Disseram-me que quem trabalha em obras no exterior ganha ainda mais dinheiro, alguns conseguem até comprar casa após retornar a sua terra natal. Trata-se de um sacrifício temporário que é depois recompensado com uma vida mais confortável.

Por isso muitos chineses se irritaram quando o Brasil apontou a situação dos operários chineses no Brasil como “análoga à escravidão”. Quando um brasileiro é resgatado de um trabalho assim, sabemos que a ideia do patrão era explorá-lo ao máximo e depois se desfazer dele, deixando-o desamparado, o que justifica a preocupação das autoridades brasileiras.

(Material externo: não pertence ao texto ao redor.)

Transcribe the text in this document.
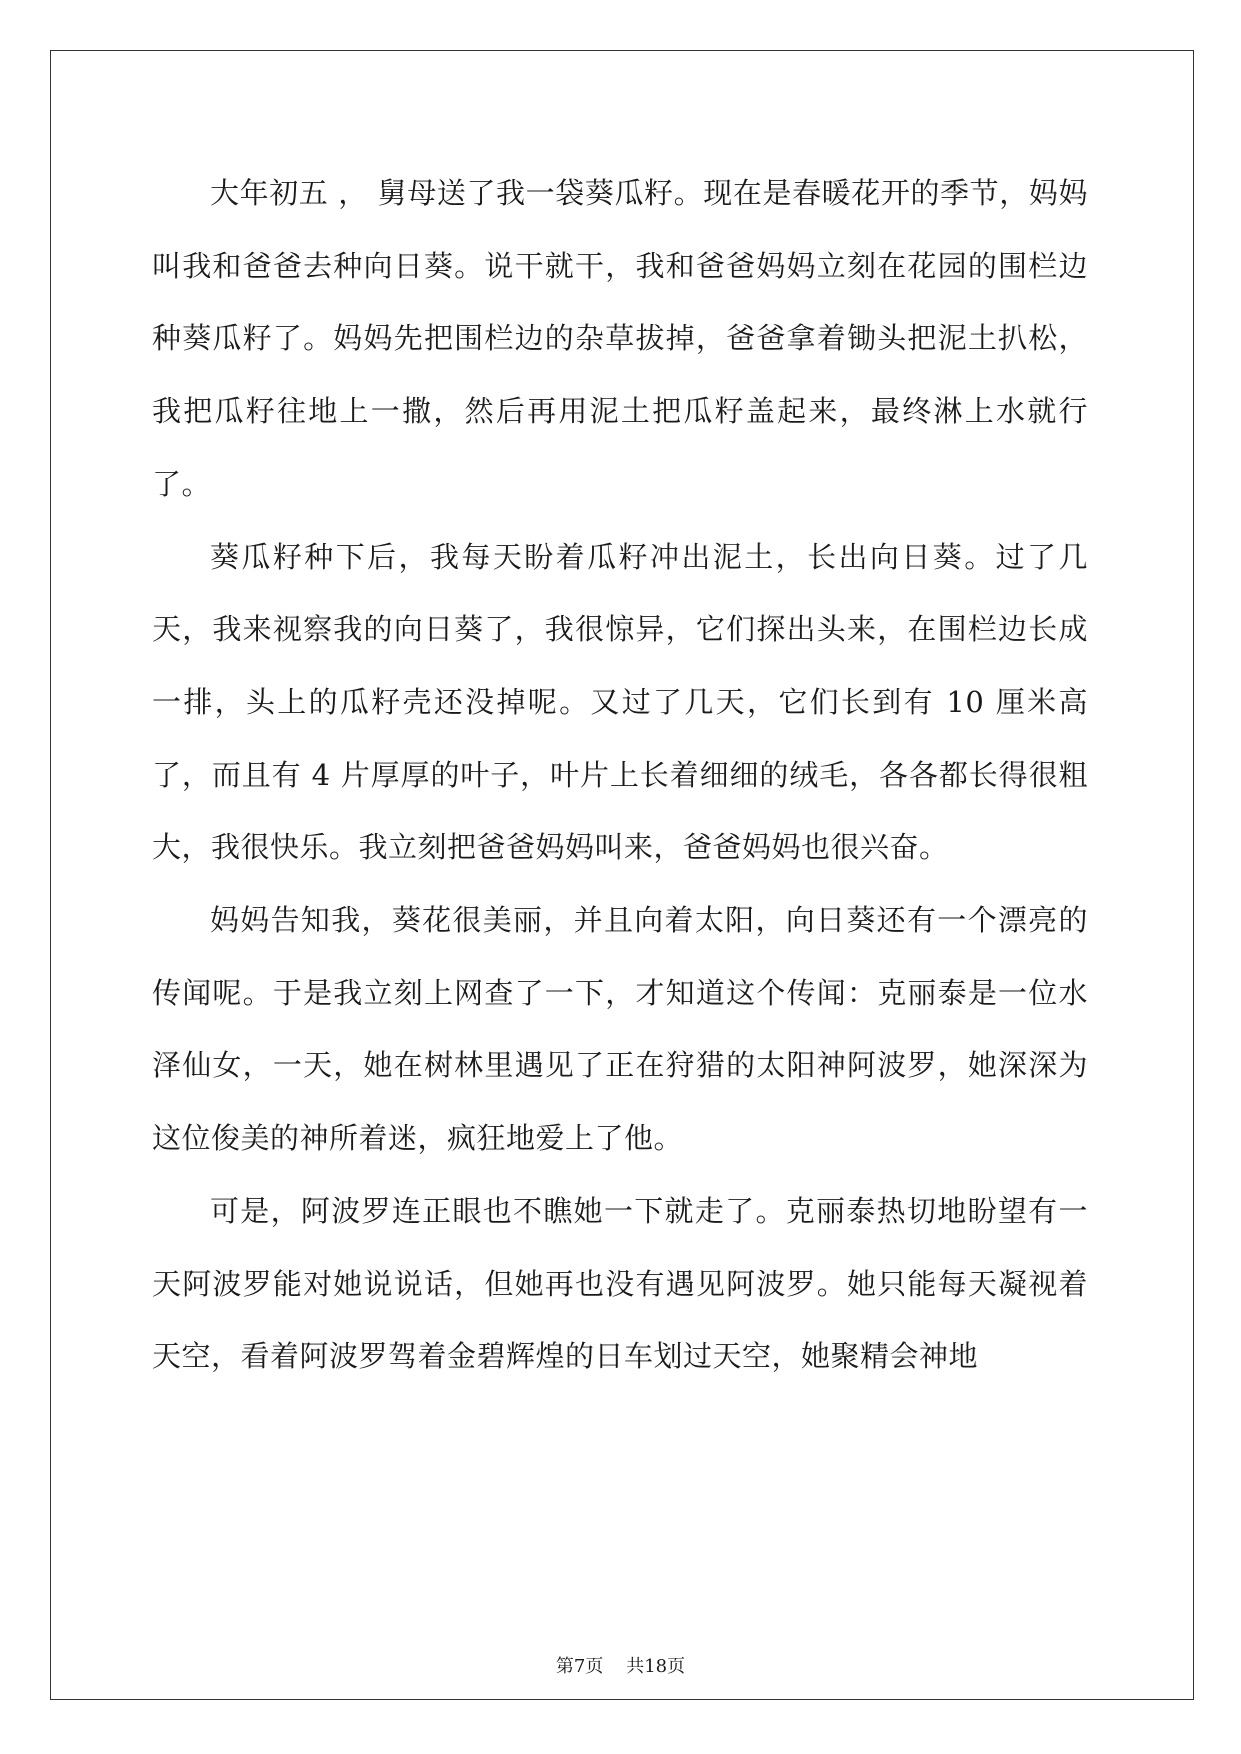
大年初五 ， 舅母送了我一袋葵瓜籽。现在是春暖花开的季节，妈妈叫我和爸爸去种向日葵。说干就干，我和爸爸妈妈立刻在花园的围栏边种葵瓜籽了。妈妈先把围栏边的杂草拔掉，爸爸拿着锄头把泥土扒松，我把瓜籽往地上一撒，然后再用泥土把瓜籽盖起来，最终淋上水就行了。

葵瓜籽种下后，我每天盼着瓜籽冲出泥土，长出向日葵。过了几天，我来视察我的向日葵了，我很惊异，它们探出头来，在围栏边长成一排，头上的瓜籽壳还没掉呢。又过了几天，它们长到有 10 厘米高了，而且有 4 片厚厚的叶子，叶片上长着细细的绒毛，各各都长得很粗大，我很快乐。我立刻把爸爸妈妈叫来，爸爸妈妈也很兴奋。

妈妈告知我，葵花很美丽，并且向着太阳，向日葵还有一个漂亮的传闻呢。于是我立刻上网查了一下，才知道这个传闻：克丽泰是一位水泽仙女，一天，她在树林里遇见了正在狩猎的太阳神阿波罗，她深深为这位俊美的神所着迷，疯狂地爱上了他。

可是，阿波罗连正眼也不瞧她一下就走了。克丽泰热切地盼望有一天阿波罗能对她说说话，但她再也没有遇见阿波罗。她只能每天凝视着天空，看着阿波罗驾着金碧辉煌的日车划过天空，她聚精会神地

第7页 共18页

Mas na China essa condição é encarada como provisória, um sacrifício de poucos anos que permite a esse trabalhador fazer um pé de meia para construir seu futuro. A partir desse ponto de vista, os trabalhadores não estão em situação análoga à escravidão, pois não serão descartados, ao contrário, terão uma vida mais digna depois de alguns anos.

Diferenças culturais

Como apontei diversas vezes, Brasil e China têm uma diferença muito grande quando o assunto é a cultura do trabalho. Outro bom exemplo disso é o direito do trabalhador brasileiro à desconexão: fora do expediente, o empregado não deve ser incomodado pelos patrões com assuntos de trabalho, salvo casos excepcionais.

Na China prevalece outra cultura, a gente recebe mensagens a qualquer momento pelo WeChat, até mesmo nos feriados e fins de semana. Há quem se incomode com isso, mas no meu caso pessoal nunca constatei abusos, sou contactado vez ou outra e tudo o que preciso fazer é responder uma pergunta ou preencher um formulário. Geralmente é assunto do meu interesse.

Mina de carvão em Shanxi usa realidade virtual para simular situações críticas no treinamento dos trabalhadores

Mas nem todo mundo consegue se acostumar. Conheci uma engenheira italiana que morou na China durante um ano, trabalhando para empresa chinesa, e irritou-se por ser incomodada em seus dias de folga. Mas o desconforto dela tinha motivo: chegaram a solicitar sua presença na empresa, fazendo-a cancelar na última hora os planos de sair com amigos.

Resumindo, cada pessoa tem suas prioridades, seus sins e seus nãos. E fora isso cada povo tem suas particularidades culturais. Morar em outro país é sempre um desafio e a adaptação não é fácil. No fim das contas, avaliações e percepções a respeito da vida e do trabalho no exterior podem dizer mais sobre você que sobre o lugar onde você viveu e trabalhou.

Para mim, vir para a China foi o melhor que podia ter me acontecido e sou grato ao país pelas valiosas experiências e oportunidades que tive aqui e quero dividir com meus leitores.